"(Old) Medley Of Memories" - by Andy Banks. Photos by Alan Perry, Ted Sayers, David Entwistle and Alan Hewitt. Memorabilia: TWR Archive.
My first memory of Genesis' music touching me was sometime in 1976… Some fourteen years old, I was just growing out of Gary Glitter (perhaps just as well!) and although large chunks of my youth are missing from my now sixty year old brain, I can vividly remember where I was: I can even picture myself sat on the step in the hall outside of my big brother's bedroom.
I was used to that door being shut, hearing strange noises and wondering what was going on inside, but this time it was different...acoustic guitars, and what sounded like a choir. It was haunting, beautifully haunting and as the volume built, totally enveloping, I was truly Entangled.
Later I sneaked into his room and my eyes widened as I beheld the cover of the new album: A Trick Of The Tail and bravely played it on his Dansette record player while he was out. A fee months later my good luck continued after I heard Nigel (my big brother) talking to my parents and hearing "OK, but you must look after him!" One of his pals had pulled out of a trip to see the band at the now legendary Bingley Hall show and I could take his place as long as I paid and travelled in the back of his Ford Escort van. I even remember being warned to… "Wear warm clothes - they use tons of dry ice and it's cold!" Maybe not quite true but the vast cattle shed certainly was chilly!

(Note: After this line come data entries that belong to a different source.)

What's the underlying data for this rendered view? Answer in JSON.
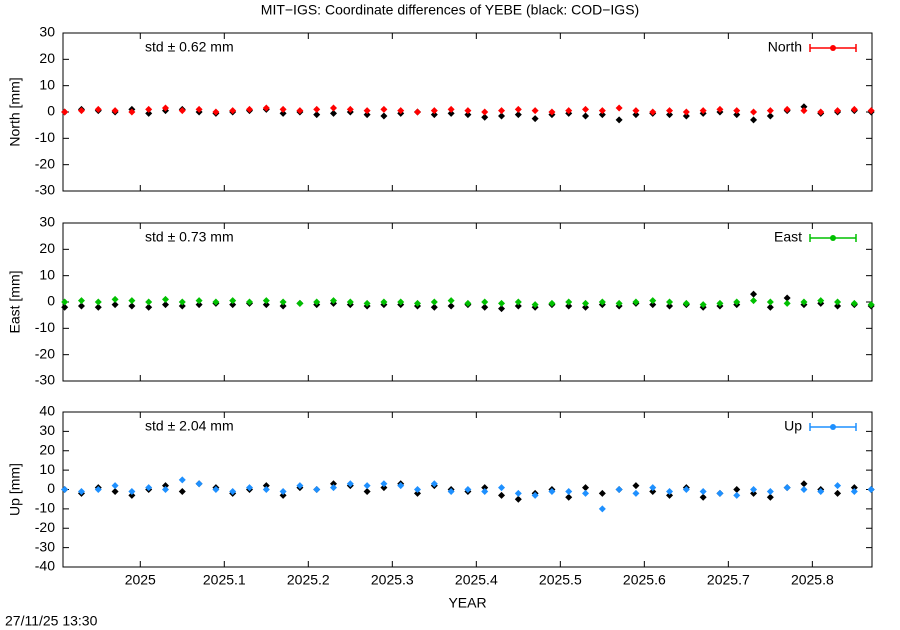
{
  "title": "MIT−IGS: Coordinate differences of YEBE (black: COD−IGS)",
  "timestamp": "27/11/25 13:30",
  "chart_data": [
    {
      "type": "scatter",
      "ylabel": "North [mm]",
      "annotation": "std ± 0.62 mm",
      "xlim": [
        2024.908,
        2025.871
      ],
      "xticks": [
        2025,
        2025.1,
        2025.2,
        2025.3,
        2025.4,
        2025.5,
        2025.6,
        2025.7,
        2025.8
      ],
      "ylim": [
        -30,
        30
      ],
      "yticks": [
        -30,
        -20,
        -10,
        0,
        10,
        20,
        30
      ],
      "legend": "top-right",
      "x": [
        2024.91,
        2024.93,
        2024.95,
        2024.97,
        2024.99,
        2025.01,
        2025.03,
        2025.05,
        2025.07,
        2025.09,
        2025.11,
        2025.13,
        2025.15,
        2025.17,
        2025.19,
        2025.21,
        2025.23,
        2025.25,
        2025.27,
        2025.29,
        2025.31,
        2025.33,
        2025.35,
        2025.37,
        2025.39,
        2025.41,
        2025.43,
        2025.45,
        2025.47,
        2025.49,
        2025.51,
        2025.53,
        2025.55,
        2025.57,
        2025.59,
        2025.61,
        2025.63,
        2025.65,
        2025.67,
        2025.69,
        2025.71,
        2025.73,
        2025.75,
        2025.77,
        2025.79,
        2025.81,
        2025.83,
        2025.85,
        2025.87
      ],
      "series": [
        {
          "color": "#000000",
          "values": [
            0,
            1,
            0.5,
            0,
            1,
            -0.5,
            0.5,
            1,
            0,
            -0.5,
            0,
            0.5,
            1,
            -0.5,
            0,
            -1,
            -0.5,
            0,
            -1,
            -1.5,
            -0.5,
            0,
            -1,
            -0.5,
            -1,
            -2,
            -1.5,
            -1,
            -2.5,
            -1,
            -0.5,
            -1.5,
            -1,
            -3,
            -1,
            -0.5,
            -1,
            -1.5,
            -0.5,
            0,
            -1,
            -3,
            -1.5,
            0.5,
            2,
            -0.5,
            0,
            0.5,
            0
          ]
        },
        {
          "name": "North",
          "color": "#ff0000",
          "values": [
            0,
            0.5,
            1,
            0.5,
            0,
            1,
            1.5,
            0.5,
            1,
            0,
            0.5,
            1,
            1.5,
            1,
            0.5,
            1,
            1.5,
            1,
            0.5,
            1,
            0.5,
            0,
            0.5,
            1,
            0.5,
            0,
            0.5,
            1,
            0.5,
            0,
            0.5,
            1,
            0.5,
            1.5,
            0.5,
            0,
            0.5,
            0,
            0.5,
            1,
            0.5,
            0,
            0.5,
            1,
            0.5,
            0,
            0.5,
            1,
            0.5
          ]
        }
      ]
    },
    {
      "type": "scatter",
      "ylabel": "East [mm]",
      "annotation": "std ± 0.73 mm",
      "xlim": [
        2024.908,
        2025.871
      ],
      "xticks": [
        2025,
        2025.1,
        2025.2,
        2025.3,
        2025.4,
        2025.5,
        2025.6,
        2025.7,
        2025.8
      ],
      "ylim": [
        -30,
        30
      ],
      "yticks": [
        -30,
        -20,
        -10,
        0,
        10,
        20,
        30
      ],
      "legend": "top-right",
      "x": [
        2024.91,
        2024.93,
        2024.95,
        2024.97,
        2024.99,
        2025.01,
        2025.03,
        2025.05,
        2025.07,
        2025.09,
        2025.11,
        2025.13,
        2025.15,
        2025.17,
        2025.19,
        2025.21,
        2025.23,
        2025.25,
        2025.27,
        2025.29,
        2025.31,
        2025.33,
        2025.35,
        2025.37,
        2025.39,
        2025.41,
        2025.43,
        2025.45,
        2025.47,
        2025.49,
        2025.51,
        2025.53,
        2025.55,
        2025.57,
        2025.59,
        2025.61,
        2025.63,
        2025.65,
        2025.67,
        2025.69,
        2025.71,
        2025.73,
        2025.75,
        2025.77,
        2025.79,
        2025.81,
        2025.83,
        2025.85,
        2025.87
      ],
      "series": [
        {
          "color": "#000000",
          "values": [
            -2,
            -1.5,
            -2,
            -1,
            -1.5,
            -2,
            -1,
            -1.5,
            -1,
            -0.5,
            -1,
            -0.5,
            -1,
            -1.5,
            -0.5,
            -1,
            -0.5,
            -1,
            -1.5,
            -1,
            -1,
            -1.5,
            -2,
            -1.5,
            -1,
            -2,
            -2.5,
            -1.5,
            -2,
            -1,
            -1.5,
            -2,
            -1,
            -1.5,
            -0.5,
            -1,
            -1.5,
            -1,
            -2,
            -1.5,
            -1,
            3,
            -2,
            1.5,
            -1,
            -0.5,
            -1.5,
            -1,
            -1.5
          ]
        },
        {
          "name": "East",
          "color": "#00c000",
          "values": [
            0,
            0.5,
            0,
            1,
            0.5,
            0,
            1,
            0,
            0.5,
            0,
            0.5,
            0,
            0.5,
            0,
            -0.5,
            0,
            0.5,
            0,
            -0.5,
            0,
            0,
            -0.5,
            0,
            0.5,
            -0.5,
            0,
            -0.5,
            0,
            -1,
            -0.5,
            0,
            -0.5,
            0,
            -0.5,
            0,
            0.5,
            0,
            -0.5,
            -1,
            -0.5,
            0,
            0.5,
            0,
            -0.5,
            0,
            0.5,
            0,
            -0.5,
            -1
          ]
        }
      ]
    },
    {
      "type": "scatter",
      "ylabel": "Up [mm]",
      "xlabel": "YEAR",
      "annotation": "std ± 2.04 mm",
      "xlim": [
        2024.908,
        2025.871
      ],
      "xticks": [
        2025,
        2025.1,
        2025.2,
        2025.3,
        2025.4,
        2025.5,
        2025.6,
        2025.7,
        2025.8
      ],
      "ylim": [
        -40,
        40
      ],
      "yticks": [
        -40,
        -30,
        -20,
        -10,
        0,
        10,
        20,
        30,
        40
      ],
      "legend": "top-right",
      "x": [
        2024.91,
        2024.93,
        2024.95,
        2024.97,
        2024.99,
        2025.01,
        2025.03,
        2025.05,
        2025.07,
        2025.09,
        2025.11,
        2025.13,
        2025.15,
        2025.17,
        2025.19,
        2025.21,
        2025.23,
        2025.25,
        2025.27,
        2025.29,
        2025.31,
        2025.33,
        2025.35,
        2025.37,
        2025.39,
        2025.41,
        2025.43,
        2025.45,
        2025.47,
        2025.49,
        2025.51,
        2025.53,
        2025.55,
        2025.57,
        2025.59,
        2025.61,
        2025.63,
        2025.65,
        2025.67,
        2025.69,
        2025.71,
        2025.73,
        2025.75,
        2025.77,
        2025.79,
        2025.81,
        2025.83,
        2025.85,
        2025.87
      ],
      "series": [
        {
          "color": "#000000",
          "values": [
            0,
            -2,
            1,
            -1,
            -3,
            0,
            2,
            -1,
            3,
            1,
            -2,
            0,
            2,
            -3,
            1,
            0,
            3,
            2,
            -1,
            1,
            3,
            -2,
            2,
            0,
            -1,
            1,
            -3,
            -5,
            -2,
            0,
            -4,
            1,
            -2,
            0,
            2,
            -1,
            -3,
            1,
            -4,
            -2,
            0,
            -2,
            -4,
            1,
            3,
            0,
            -2,
            1,
            0
          ]
        },
        {
          "name": "Up",
          "color": "#1e90ff",
          "values": [
            0,
            -1,
            0,
            2,
            -1,
            1,
            0,
            5,
            3,
            0,
            -1,
            1,
            0,
            -1,
            2,
            0,
            1,
            3,
            2,
            3,
            2,
            0,
            3,
            -1,
            0,
            -1,
            1,
            -2,
            -3,
            -1,
            -1,
            -2,
            -10,
            0,
            -2,
            1,
            -1,
            0,
            -1,
            -2,
            -3,
            0,
            -1,
            1,
            0,
            -1,
            2,
            -1,
            0
          ]
        }
      ]
    }
  ]
}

My God! My first ever concert was Genesis! The lights… the volume… the thundering bass pedals pounding my chest...the lasers ...I remember trying to describe it all to my school chums the day afterwards and words just not doing the experience justice.
Next up was Manchester Free Trade Hall in January the year after. A beautiful old hall, home to an orchestra and the new album blew me away: the opening had again resulted in a wow! And spine tingling, and I again remember the opening notes of Squonk and my now beloved bass pedals drawing a "yeeesss!" Possibly one of the last times I would ever make a sound during a show once I had discovered the joy of recording shows (we are sure we don't know what you mean Andy - AH).

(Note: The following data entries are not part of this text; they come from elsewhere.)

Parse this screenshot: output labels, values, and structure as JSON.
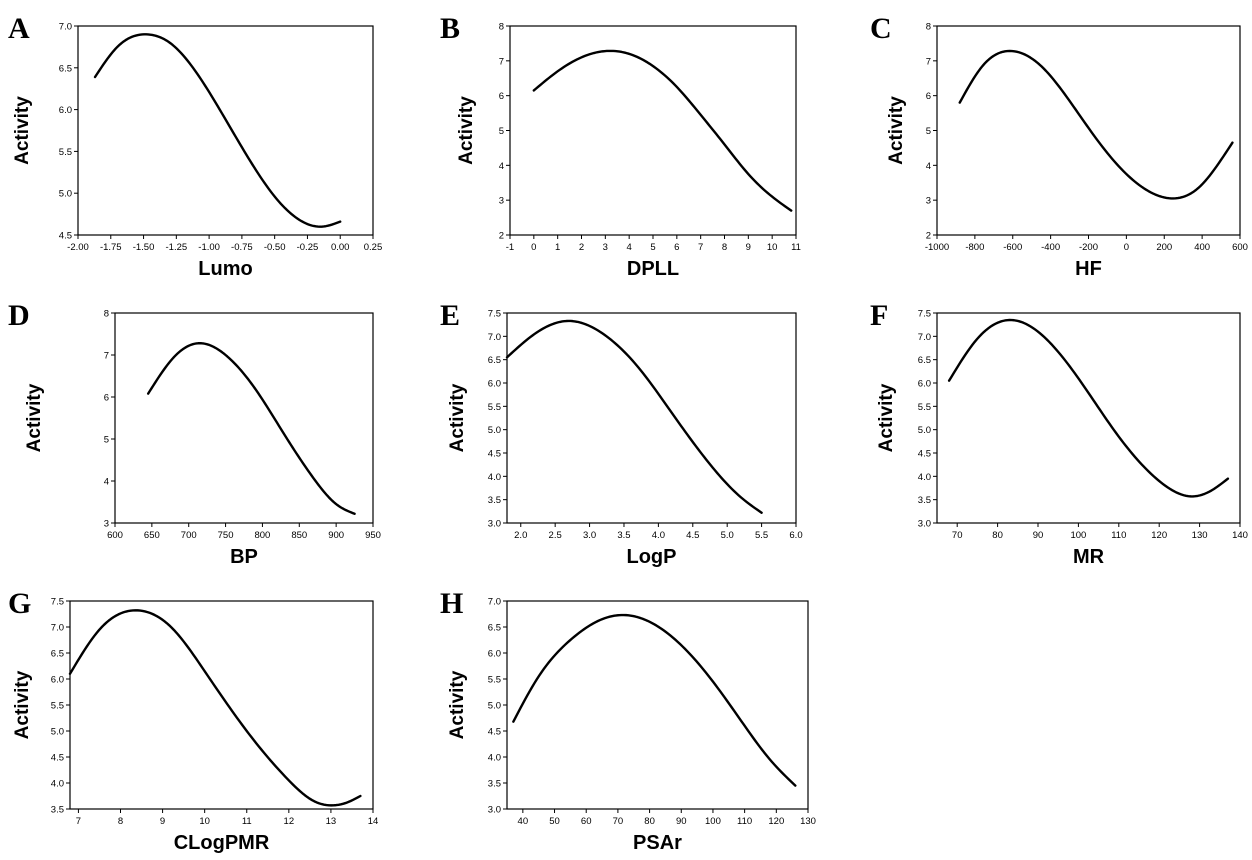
{
  "chart_data": [
    {
      "type": "line",
      "panel": "A",
      "xlabel": "Lumo",
      "ylabel": "Activity",
      "xlim": [
        -2.0,
        0.25
      ],
      "ylim": [
        4.5,
        7.0
      ],
      "xticks": [
        "-2.00",
        "-1.75",
        "-1.50",
        "-1.25",
        "-1.00",
        "-0.75",
        "-0.50",
        "-0.25",
        "0.00",
        "0.25"
      ],
      "yticks": [
        "4.5",
        "5.0",
        "5.5",
        "6.0",
        "6.5",
        "7.0"
      ],
      "x": [
        -1.87,
        -1.7,
        -1.48,
        -1.3,
        -1.1,
        -0.9,
        -0.7,
        -0.5,
        -0.3,
        -0.14,
        0.0
      ],
      "y": [
        6.39,
        6.75,
        6.9,
        6.8,
        6.45,
        5.95,
        5.42,
        4.96,
        4.67,
        4.6,
        4.66
      ]
    },
    {
      "type": "line",
      "panel": "B",
      "xlabel": "DPLL",
      "ylabel": "Activity",
      "xlim": [
        -1,
        11
      ],
      "ylim": [
        2,
        8
      ],
      "xticks": [
        "-1",
        "0",
        "1",
        "2",
        "3",
        "4",
        "5",
        "6",
        "7",
        "8",
        "9",
        "10",
        "11"
      ],
      "yticks": [
        "2",
        "3",
        "4",
        "5",
        "6",
        "7",
        "8"
      ],
      "x": [
        0.0,
        1.0,
        2.0,
        3.0,
        4.0,
        5.0,
        6.0,
        7.0,
        8.0,
        9.0,
        10.0,
        10.8
      ],
      "y": [
        6.15,
        6.7,
        7.1,
        7.28,
        7.2,
        6.85,
        6.25,
        5.45,
        4.6,
        3.75,
        3.1,
        2.7
      ]
    },
    {
      "type": "line",
      "panel": "C",
      "xlabel": "HF",
      "ylabel": "Activity",
      "xlim": [
        -1000,
        600
      ],
      "ylim": [
        2,
        8
      ],
      "xticks": [
        "-1000",
        "-800",
        "-600",
        "-400",
        "-200",
        "0",
        "200",
        "400",
        "600"
      ],
      "yticks": [
        "2",
        "3",
        "4",
        "5",
        "6",
        "7",
        "8"
      ],
      "x": [
        -880,
        -760,
        -600,
        -450,
        -300,
        -150,
        0,
        120,
        250,
        380,
        480,
        560
      ],
      "y": [
        5.8,
        6.85,
        7.28,
        6.85,
        5.85,
        4.7,
        3.75,
        3.25,
        3.05,
        3.35,
        4.0,
        4.65
      ]
    },
    {
      "type": "line",
      "panel": "D",
      "xlabel": "BP",
      "ylabel": "Activity",
      "xlim": [
        600,
        950
      ],
      "ylim": [
        3,
        8
      ],
      "xticks": [
        "600",
        "650",
        "700",
        "750",
        "800",
        "850",
        "900",
        "950"
      ],
      "yticks": [
        "3",
        "4",
        "5",
        "6",
        "7",
        "8"
      ],
      "x": [
        645,
        680,
        713,
        750,
        790,
        830,
        870,
        900,
        925
      ],
      "y": [
        6.08,
        6.95,
        7.28,
        7.0,
        6.2,
        5.1,
        4.05,
        3.45,
        3.22
      ]
    },
    {
      "type": "line",
      "panel": "E",
      "xlabel": "LogP",
      "ylabel": "Activity",
      "xlim": [
        1.8,
        6.0
      ],
      "ylim": [
        3.0,
        7.5
      ],
      "xticks": [
        "2.0",
        "2.5",
        "3.0",
        "3.5",
        "4.0",
        "4.5",
        "5.0",
        "5.5",
        "6.0"
      ],
      "yticks": [
        "3.0",
        "3.5",
        "4.0",
        "4.5",
        "5.0",
        "5.5",
        "6.0",
        "6.5",
        "7.0",
        "7.5"
      ],
      "x": [
        1.8,
        2.2,
        2.7,
        3.2,
        3.7,
        4.2,
        4.7,
        5.2,
        5.5
      ],
      "y": [
        6.55,
        7.05,
        7.33,
        7.05,
        6.35,
        5.35,
        4.35,
        3.55,
        3.22
      ]
    },
    {
      "type": "line",
      "panel": "F",
      "xlabel": "MR",
      "ylabel": "Activity",
      "xlim": [
        65,
        140
      ],
      "ylim": [
        3.0,
        7.5
      ],
      "xticks": [
        "70",
        "80",
        "90",
        "100",
        "110",
        "120",
        "130",
        "140"
      ],
      "yticks": [
        "3.0",
        "3.5",
        "4.0",
        "4.5",
        "5.0",
        "5.5",
        "6.0",
        "6.5",
        "7.0",
        "7.5"
      ],
      "x": [
        68,
        75,
        83,
        90,
        100,
        110,
        120,
        128,
        133,
        137
      ],
      "y": [
        6.05,
        6.95,
        7.35,
        7.1,
        6.1,
        4.85,
        3.9,
        3.57,
        3.7,
        3.95
      ]
    },
    {
      "type": "line",
      "panel": "G",
      "xlabel": "CLogPMR",
      "ylabel": "Activity",
      "xlim": [
        6.8,
        14
      ],
      "ylim": [
        3.5,
        7.5
      ],
      "xticks": [
        "7",
        "8",
        "9",
        "10",
        "11",
        "12",
        "13",
        "14"
      ],
      "yticks": [
        "3.5",
        "4.0",
        "4.5",
        "5.0",
        "5.5",
        "6.0",
        "6.5",
        "7.0",
        "7.5"
      ],
      "x": [
        6.8,
        7.5,
        8.4,
        9.2,
        10.0,
        11.0,
        12.0,
        12.6,
        13.0,
        13.4,
        13.7
      ],
      "y": [
        6.1,
        6.95,
        7.32,
        7.0,
        6.15,
        5.0,
        4.05,
        3.65,
        3.57,
        3.63,
        3.75
      ]
    },
    {
      "type": "line",
      "panel": "H",
      "xlabel": "PSAr",
      "ylabel": "Activity",
      "xlim": [
        35,
        130
      ],
      "ylim": [
        3.0,
        7.0
      ],
      "xticks": [
        "40",
        "50",
        "60",
        "70",
        "80",
        "90",
        "100",
        "110",
        "120",
        "130"
      ],
      "yticks": [
        "3.0",
        "3.5",
        "4.0",
        "4.5",
        "5.0",
        "5.5",
        "6.0",
        "6.5",
        "7.0"
      ],
      "x": [
        37,
        45,
        55,
        65,
        72,
        80,
        90,
        100,
        110,
        118,
        126
      ],
      "y": [
        4.68,
        5.55,
        6.25,
        6.65,
        6.73,
        6.6,
        6.15,
        5.45,
        4.6,
        3.95,
        3.45
      ]
    }
  ]
}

Following tip offs of a dodgy shop in Manchester's Tibs Street we had stepped into a wonderful world of bootlegs and I again remember seeing Led Zeppelin's legendary Earls Court shows (cassette) and buying the truly wonderful As Though Emerald City LP - to this day a favourite.

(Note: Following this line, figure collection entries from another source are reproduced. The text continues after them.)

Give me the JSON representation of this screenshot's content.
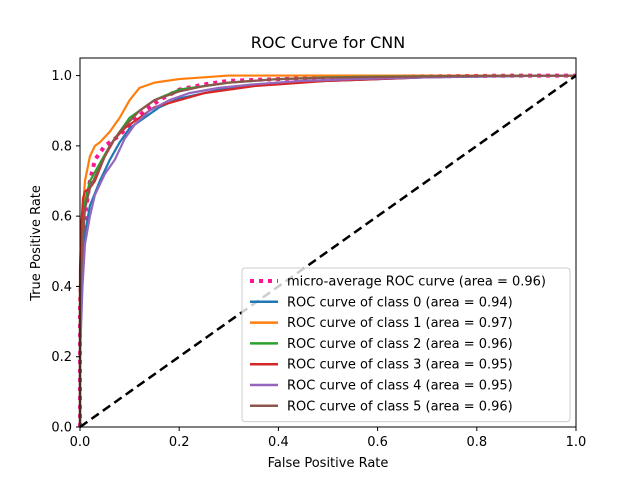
{
  "chart_data": {
    "type": "line",
    "title": "ROC Curve for CNN",
    "xlabel": "False Positive Rate",
    "ylabel": "True Positive Rate",
    "xlim": [
      0.0,
      1.0
    ],
    "ylim": [
      0.0,
      1.05
    ],
    "xticks": [
      0.0,
      0.2,
      0.4,
      0.6,
      0.8,
      1.0
    ],
    "yticks": [
      0.0,
      0.2,
      0.4,
      0.6,
      0.8,
      1.0
    ],
    "xtick_labels": [
      "0.0",
      "0.2",
      "0.4",
      "0.6",
      "0.8",
      "1.0"
    ],
    "ytick_labels": [
      "0.0",
      "0.2",
      "0.4",
      "0.6",
      "0.8",
      "1.0"
    ],
    "grid": false,
    "legend_position": "lower-right",
    "series": [
      {
        "name": "micro-average ROC curve (area = 0.96)",
        "color": "#ff1493",
        "style": "dotted",
        "x": [
          0.0,
          0.0,
          0.005,
          0.01,
          0.02,
          0.03,
          0.05,
          0.08,
          0.1,
          0.13,
          0.16,
          0.2,
          0.25,
          0.3,
          0.4,
          0.5,
          0.6,
          0.7,
          0.8,
          0.9,
          1.0
        ],
        "y": [
          0.0,
          0.35,
          0.5,
          0.6,
          0.7,
          0.76,
          0.8,
          0.83,
          0.86,
          0.9,
          0.93,
          0.96,
          0.975,
          0.985,
          0.99,
          0.995,
          0.997,
          0.998,
          0.999,
          1.0,
          1.0
        ]
      },
      {
        "name": "ROC curve of class 0 (area = 0.94)",
        "color": "#1f77b4",
        "style": "solid",
        "x": [
          0.0,
          0.0,
          0.005,
          0.01,
          0.02,
          0.04,
          0.06,
          0.08,
          0.1,
          0.13,
          0.16,
          0.2,
          0.25,
          0.3,
          0.4,
          0.5,
          0.6,
          0.7,
          0.8,
          0.9,
          1.0
        ],
        "y": [
          0.0,
          0.3,
          0.45,
          0.55,
          0.63,
          0.7,
          0.76,
          0.81,
          0.85,
          0.88,
          0.91,
          0.935,
          0.95,
          0.965,
          0.98,
          0.985,
          0.99,
          0.995,
          0.997,
          0.999,
          1.0
        ]
      },
      {
        "name": "ROC curve of class 1 (area = 0.97)",
        "color": "#ff7f0e",
        "style": "solid",
        "x": [
          0.0,
          0.0,
          0.005,
          0.01,
          0.02,
          0.03,
          0.04,
          0.06,
          0.08,
          0.1,
          0.12,
          0.15,
          0.2,
          0.25,
          0.3,
          0.4,
          0.5,
          0.6,
          0.8,
          1.0
        ],
        "y": [
          0.0,
          0.4,
          0.6,
          0.7,
          0.77,
          0.8,
          0.81,
          0.84,
          0.88,
          0.93,
          0.965,
          0.98,
          0.99,
          0.995,
          1.0,
          1.0,
          1.0,
          1.0,
          1.0,
          1.0
        ]
      },
      {
        "name": "ROC curve of class 2 (area = 0.96)",
        "color": "#2ca02c",
        "style": "solid",
        "x": [
          0.0,
          0.0,
          0.005,
          0.01,
          0.02,
          0.04,
          0.06,
          0.08,
          0.1,
          0.12,
          0.15,
          0.2,
          0.25,
          0.3,
          0.4,
          0.5,
          0.6,
          0.8,
          1.0
        ],
        "y": [
          0.0,
          0.4,
          0.55,
          0.64,
          0.7,
          0.75,
          0.8,
          0.84,
          0.88,
          0.9,
          0.93,
          0.96,
          0.97,
          0.98,
          0.99,
          0.995,
          0.997,
          0.999,
          1.0
        ]
      },
      {
        "name": "ROC curve of class 3 (area = 0.95)",
        "color": "#d62728",
        "style": "solid",
        "x": [
          0.0,
          0.0,
          0.003,
          0.006,
          0.01,
          0.02,
          0.03,
          0.05,
          0.07,
          0.09,
          0.12,
          0.15,
          0.2,
          0.25,
          0.3,
          0.35,
          0.4,
          0.5,
          0.6,
          0.7,
          0.8,
          1.0
        ],
        "y": [
          0.0,
          0.45,
          0.58,
          0.65,
          0.67,
          0.68,
          0.7,
          0.77,
          0.82,
          0.85,
          0.88,
          0.91,
          0.93,
          0.95,
          0.96,
          0.97,
          0.975,
          0.985,
          0.99,
          0.995,
          0.998,
          1.0
        ]
      },
      {
        "name": "ROC curve of class 4 (area = 0.95)",
        "color": "#9467bd",
        "style": "solid",
        "x": [
          0.0,
          0.0,
          0.005,
          0.01,
          0.02,
          0.03,
          0.05,
          0.07,
          0.09,
          0.11,
          0.14,
          0.18,
          0.22,
          0.28,
          0.35,
          0.45,
          0.55,
          0.7,
          0.85,
          1.0
        ],
        "y": [
          0.0,
          0.2,
          0.4,
          0.52,
          0.6,
          0.66,
          0.72,
          0.76,
          0.82,
          0.86,
          0.9,
          0.93,
          0.95,
          0.965,
          0.975,
          0.985,
          0.99,
          0.995,
          0.998,
          1.0
        ]
      },
      {
        "name": "ROC curve of class 5 (area = 0.96)",
        "color": "#8c564b",
        "style": "solid",
        "x": [
          0.0,
          0.0,
          0.005,
          0.01,
          0.02,
          0.04,
          0.06,
          0.08,
          0.1,
          0.12,
          0.15,
          0.2,
          0.25,
          0.3,
          0.4,
          0.5,
          0.6,
          0.8,
          1.0
        ],
        "y": [
          0.0,
          0.35,
          0.52,
          0.62,
          0.68,
          0.74,
          0.8,
          0.84,
          0.87,
          0.9,
          0.93,
          0.955,
          0.97,
          0.98,
          0.99,
          0.994,
          0.996,
          0.999,
          1.0
        ]
      },
      {
        "name": "",
        "color": "#000000",
        "style": "dashed",
        "x": [
          0.0,
          1.0
        ],
        "y": [
          0.0,
          1.0
        ]
      }
    ]
  }
}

I confess I missed the '78 Knebworth show a venue I eventually visited a year later to see Led Zeppelin and shoot some 8mm film that some twenty five years later ended up on their live DVD compilation (another story!)but I was lucky enough to catch both 1980 shows at the Manchester Apollo; whilst disappointed in the somewhat flat sound production of the Duke album and my 7/10 love for the likes of Deep In The Motherlode, the live show was still stunning. To this day I think a Genesis live show takes their music to another level, their own visuals adding to the ones the recorded music always conjures up in our minds. Who can forget the pink lights in Afterglow? A classic moment high in Prog fans' live top ten. Again I remember recording the highlights of the show on an Old Grey Whistle Test Special - I still have that VHS recording on the specially purchased super high quality tape! Even my parents loved that moment - I played it whenever the TV was free!
Whilst- like most fans - not a lover of parts of ABACAB, the live show (Birmingham NEC) took live shows for every act in the world to another level with the first glimpse of the Vari-lites...we all remember the moment in the opening of Dodo when the lights swivelled round ("...must diieeee!") but all of which was a precursor to the same venue some three years later with the Genesis album, with a truly monstrous lighting rig that was - for me - only surpassed with the very latest Last Domino? shows.
The '82 "Encore" tour holds a special memory. Did anyone else go on a Mead Gould coach trip to Hamburg? (Yes, me, you never waved- AH) a football ground, not quite a stadium and with King Crimson supporting (Matte Kudasai reeled me in). I remember I humped my large and trusty Marantz cassette recorder and less than discreet microphone all the way and hid it inside my rolled up coat for the security checks. How things have moved on, with my current set up small enough to fit inside my glasses case (recorder) and down my socks (cable and mics). I stood with my arms aloft (swapping from left to right) throughout the show and my (I like to think rather good) recording is still out there on The Movement tracker. Likewise my 8mm cine footage of the shitty (again cold) Deeside Leisure Centre (cold because it was an ice rink) was expertly remastered by The Genesis Museum. The lights swinging from side to side for the truly huge Supper's Ready climax are again a vivid memory and crystal clear within it.